Rupam Bhagat's restaurant dream began with a food truck. Photo by Laura Waxmann

After bringing Indian soul food to the Bay Area on wheels, the chef behind the popular food truck “Dum” has taken his menu off the road and into the 24th Street space that once housed the Local Mission Eatery.

Sitting inside of his first brick and mortar location at 3111 24th St.,  which he quietly opened to the public on June 7, Rupam Baghat, a former Ritz Carlton sous chef, acknowledged that before investing $50,000 in a food truck in 2014, he had specialized in fine dining and banquets.
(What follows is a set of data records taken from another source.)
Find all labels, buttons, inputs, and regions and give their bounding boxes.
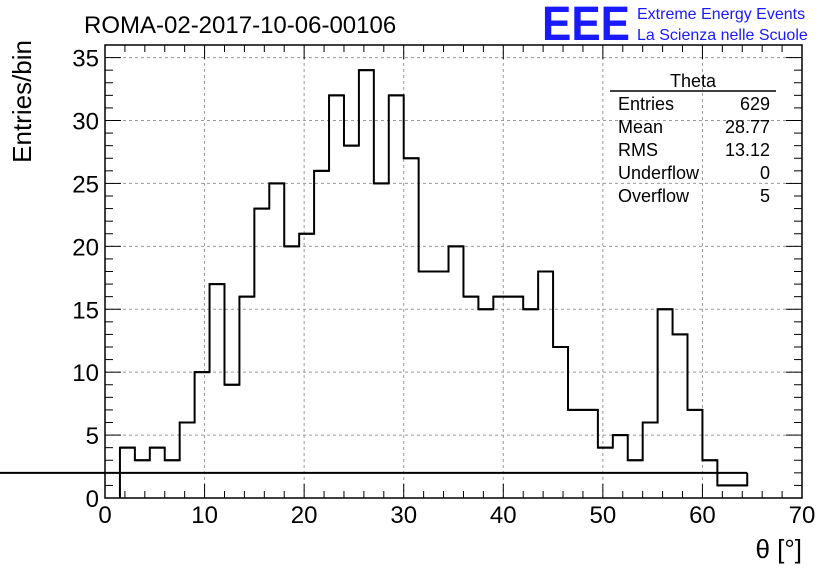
x-axis-label: θ [°]: [755, 534, 802, 564]
x-tick-label: 60: [689, 502, 716, 529]
stats-label: Mean: [618, 117, 663, 137]
logo-line-2: La Scienza nelle Scuole: [637, 27, 808, 44]
y-tick-label: 0: [86, 486, 99, 513]
x-tick-label: 10: [191, 502, 218, 529]
axes: [104, 44, 803, 499]
x-tick-label: 30: [390, 502, 417, 529]
y-tick-label: 30: [72, 109, 99, 136]
histogram-outline: [118, 69, 749, 498]
x-tick-label: 0: [98, 502, 111, 529]
stats-value: 0: [760, 163, 770, 183]
stats-label: Underflow: [618, 163, 700, 183]
stats-value: 28.77: [725, 117, 770, 137]
stats-value: 629: [740, 94, 770, 114]
stats-label: Entries: [618, 94, 674, 114]
stats-label: RMS: [618, 140, 658, 160]
logo-mark: EEE: [542, 0, 630, 51]
x-tick-label: 50: [590, 502, 617, 529]
y-tick-label: 15: [72, 297, 99, 324]
logo-line-1: Extreme Energy Events: [637, 6, 805, 23]
x-tick-label: 20: [291, 502, 318, 529]
y-tick-label: 25: [72, 171, 99, 198]
stats-box: Theta Entries 629 Mean 28.77 RMS 13.12 Underflo…: [610, 71, 776, 206]
x-tick-label: 40: [490, 502, 517, 529]
eee-logo: EEE Extreme Energy Events La Scienza nel…: [542, 0, 808, 51]
chart-title: ROMA-02-2017-10-06-00106: [84, 12, 396, 39]
stats-label: Overflow: [618, 186, 690, 206]
y-tick-label: 5: [86, 423, 99, 450]
x-tick-label: 70: [789, 502, 816, 529]
stats-title: Theta: [670, 71, 717, 91]
y-tick-label: 20: [72, 234, 99, 261]
y-tick-label: 35: [72, 46, 99, 73]
stats-value: 5: [760, 186, 770, 206]
stats-value: 13.12: [725, 140, 770, 160]
y-tick-label: 10: [72, 360, 99, 387]
histogram-bars: [0, 69, 749, 498]
y-axis-label: Entries/bin: [7, 40, 37, 163]
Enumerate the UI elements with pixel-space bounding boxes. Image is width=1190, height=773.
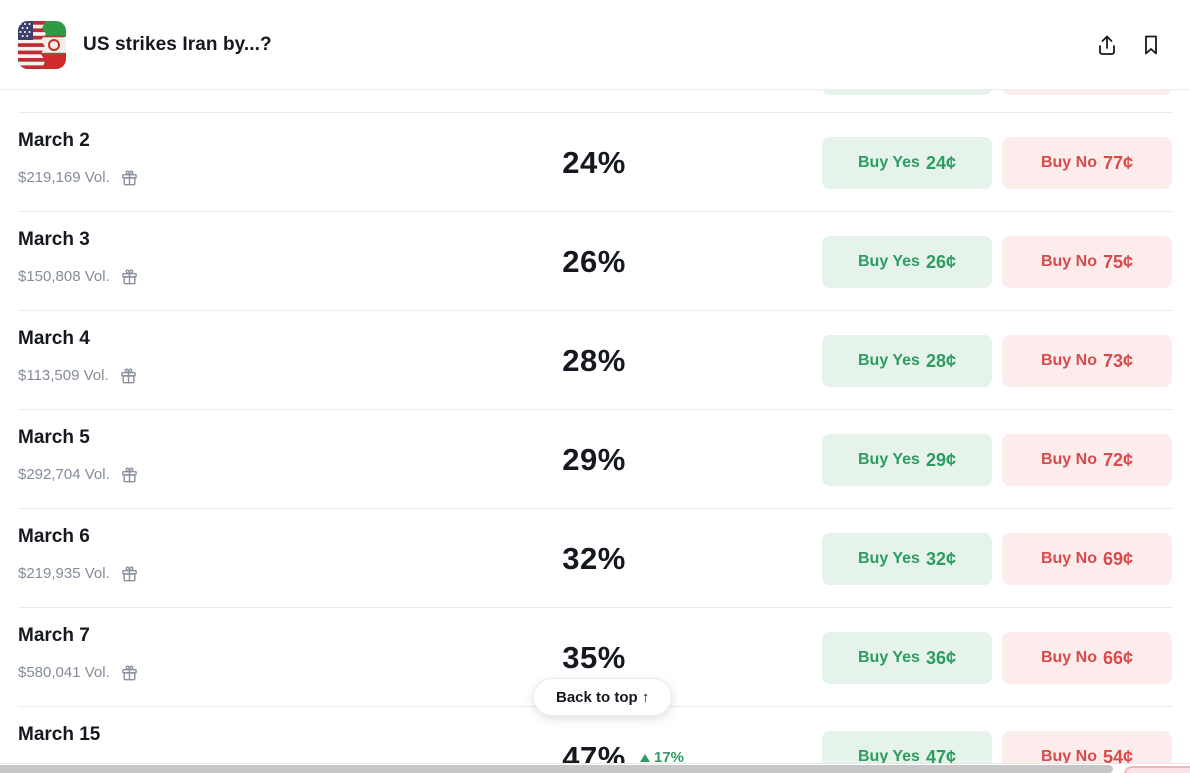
probability-value: 32% — [562, 540, 626, 576]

He wanted, he said,  “to do something different” and so he spent the better part of the last two years perfecting his take on Indian soul food behind the counter of the teal and orange painted food truck.

“I never cooked full-fledged, day in and day out, with indian flavors and spices until I got that truck,” he said.

Baghat initially ran his truck as a “one man show,” with regular appearances at Off-The Grid and other mobile food truck markets around the city.  “You’re the chef, the owner, the dishwasher, the purchaser, the guy who mops the floor – all at once,” said Bhagat.

With time came finesse, and Baghat quickly gained recognition among street food enthusiasts for his chicken biryani – a generously seasoned, casserole-like rice dish layered with meat that is slow-cooked in a process called “Dum,” the namesake of his food truck and his new restaurant.

Inside Dum Indian Soul Food at 3111 24th St. Photo by Laura Waxmann

That recipe, and several others carried over to the brick and mortar space on 24th street. He calls the 49-seat restaurant that spans roughly 1,200 square-feet an extension of his food truck. The latter is currently navigating new territory in the East and South Bay.

Baghat said his prices are reasonable in comparison to other restaurants in the neighborhood, set at just “a dollar or two up” from his food truck menu prices to balance the additional costs of a liquor license, labor, and rent.

The Indian food-truck-turned-restaurant isn’t an exclusive novelty in the Mission. Curry Up Now, at 659 Valencia St., offers Indian street food at four brick and mortar locations and five food trucks throughout San Francisco and the South Bay.

Still, Baghat said he’s not worried about competition. “Curry Up Now has really set the standard – they showed us that it could be done,” he said. “But their concept is much different than ours.”

Part of what makes Bhagat’s Indian food unique is that he does not place much emphasis on tradition or authenticity.  For example, Dum’s customer’s won’t find naan, a type of oven-baked flatbread that usually accompanies curries and other Indian dishes, on the menu.

“[Making] Naan is a specialized skill,” explained Baghat. “I didn’t want to put something on the menu that I can’t do well myself.”

Baghat said the local community has been welcoming. He hopes to avoid some of the troubles that plagued the predecessor of his restaurant space.

For some six years, the Local Mission Eatery, a “farm-to-table” restaurant that was part of the small empire of Mission-based restaurateur Yaron Milgrom, closed in December 2015, when Milgrom cited a lack of customers and a dwindling workforce as reasons why the business could not compete.

“We are here to be a part of neighborhood where we do business,” said Bhagat. “We are a family-run restaurant, for the community. That is our dream – why would we do anything that would jeopardize that?”

Some customers dining at Dum on Wednesday evening embraced the Indian eatery as a change in palate for the traditionally Latino neighborhood.

“The next Indian restaurants around here are Dosa [on Valencia Street] and Pakwan [on 16th street], and they have totally different styles,” said Ryan McGinn, a consultant who lives down the street from Dum and has already eaten there “five or six” times since it opened.

“Its good food, it’s a different compared to the other restaurants on this street, and the biryani is the best,” said McGinn. “It’s a little gem that is close to home.”

Baghat said that so far, some 90 percent of his clientele live within a “four block radius” from Dum.
“We have a family that lives right above Philz and was here four times last week,” said Baghat.  “We have young executives who live here and dine in, but we are also a family restaurant.”